Product portraits can be simply understood as labels for massive amounts of data. According to the differences in the attributes of the products, they are divided into different types, and then typical features are extracted from each type, giving them descriptions such as name, price, and category.

Product portraits have important application value in multiple business modules of Amazon’s cross-border e-commerce. For example, when operators want to understand the market profile of a new category, they can use product portraits to analyze the price distribution, review distribution, and sales distribution of the category; when operators want to optimize their own listings, they can also use product portraits to analyze the price strategies and operation strategies used by various competing products in different life cycles of their listings, thereby improving operational efficiency.

In the front-end interface of the Amazon platform, almost all the data built by the product portrait system can be obtained.
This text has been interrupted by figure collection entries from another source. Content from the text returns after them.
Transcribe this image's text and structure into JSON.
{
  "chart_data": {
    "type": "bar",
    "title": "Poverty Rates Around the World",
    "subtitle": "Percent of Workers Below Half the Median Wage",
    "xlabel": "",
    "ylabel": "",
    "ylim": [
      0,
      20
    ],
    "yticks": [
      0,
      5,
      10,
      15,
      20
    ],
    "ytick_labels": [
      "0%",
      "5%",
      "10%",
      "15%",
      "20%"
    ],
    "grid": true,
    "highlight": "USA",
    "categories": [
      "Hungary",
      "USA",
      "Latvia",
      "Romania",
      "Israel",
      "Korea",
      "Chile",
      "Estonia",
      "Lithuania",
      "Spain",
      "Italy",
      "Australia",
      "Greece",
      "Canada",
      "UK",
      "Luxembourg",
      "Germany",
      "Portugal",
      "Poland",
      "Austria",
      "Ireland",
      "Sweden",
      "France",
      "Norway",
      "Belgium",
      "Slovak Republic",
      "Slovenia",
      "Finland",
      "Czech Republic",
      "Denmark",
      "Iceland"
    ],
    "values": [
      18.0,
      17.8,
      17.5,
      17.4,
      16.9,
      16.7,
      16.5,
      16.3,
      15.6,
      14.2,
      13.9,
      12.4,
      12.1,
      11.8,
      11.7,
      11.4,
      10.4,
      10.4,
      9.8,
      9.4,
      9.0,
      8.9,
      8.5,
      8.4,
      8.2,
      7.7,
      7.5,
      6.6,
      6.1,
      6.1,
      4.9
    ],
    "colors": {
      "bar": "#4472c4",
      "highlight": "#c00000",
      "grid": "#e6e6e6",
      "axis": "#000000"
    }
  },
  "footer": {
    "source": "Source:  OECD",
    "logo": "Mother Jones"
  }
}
Taking the exposure results of the search keyword “Sort by Featured” for the category “Clothing, Shoes & Jewelry” on the Amazon platform’s US site as an example, we will explain what product data can be obtained in this search interface.

1. Search exposure page data

The so-called “search exposure page” refers to the front-end page that consumers see after searching for keywords on the Amazon platform.

It should be noted that when obtaining the front-end data of the Amazon platform, select the specific product category after entering the keyword, otherwise the number of products exposed at the front-end may not be complete.

Selecting “All Departments” and “Clothing, Shoes & Jewelry” will result in different numbers of exposed products.

1. Number of exposed products

When the user enters a specific keyword in the Amazon search box and selects a specific category, the front-end will display the exposed products under the keyword, and the number of exposed products and the number of exposed pages will also be displayed.

The data related to the number of exposed products can be used as a reference in both keyword optimization and market analysis. Operators can use this value to determine the volume of product data that can be obtained under a keyword.

Generally speaking, the more “big words” a category has (such as “dress”, “blouse”, “T-shirt” and other words in the clothing industry), the more exposed products there are, and the more accurate the user portrait built through these exposed product data is.

2. Product title data

The product title is the most basic information for each exposed listing.

Getting the product titles of all exposed products under a keyword can help operators determine the changes in high-frequency title vocabulary in different search rankings through word frequency analysis, and thus apply it in new product listings, listing optimization, advertising optimization and other fields.

3. Product image data

Product image The picture data refers to the main picture of each exposed product.

4. Product price data

Product price data refers to the exposure price of each exposed product.

5. Product review data

Product review data consists of two parts, the first part is the review score, and the second part is the number of reviews.

6. Other exposure page information

There is some other exposure information on the search exposure page, such as product promotion information, brand name information, “prime” service mark information, etc. This type of information is not very effective when building a product portrait system. Operators can consider whether to obtain this data based on their own business needs.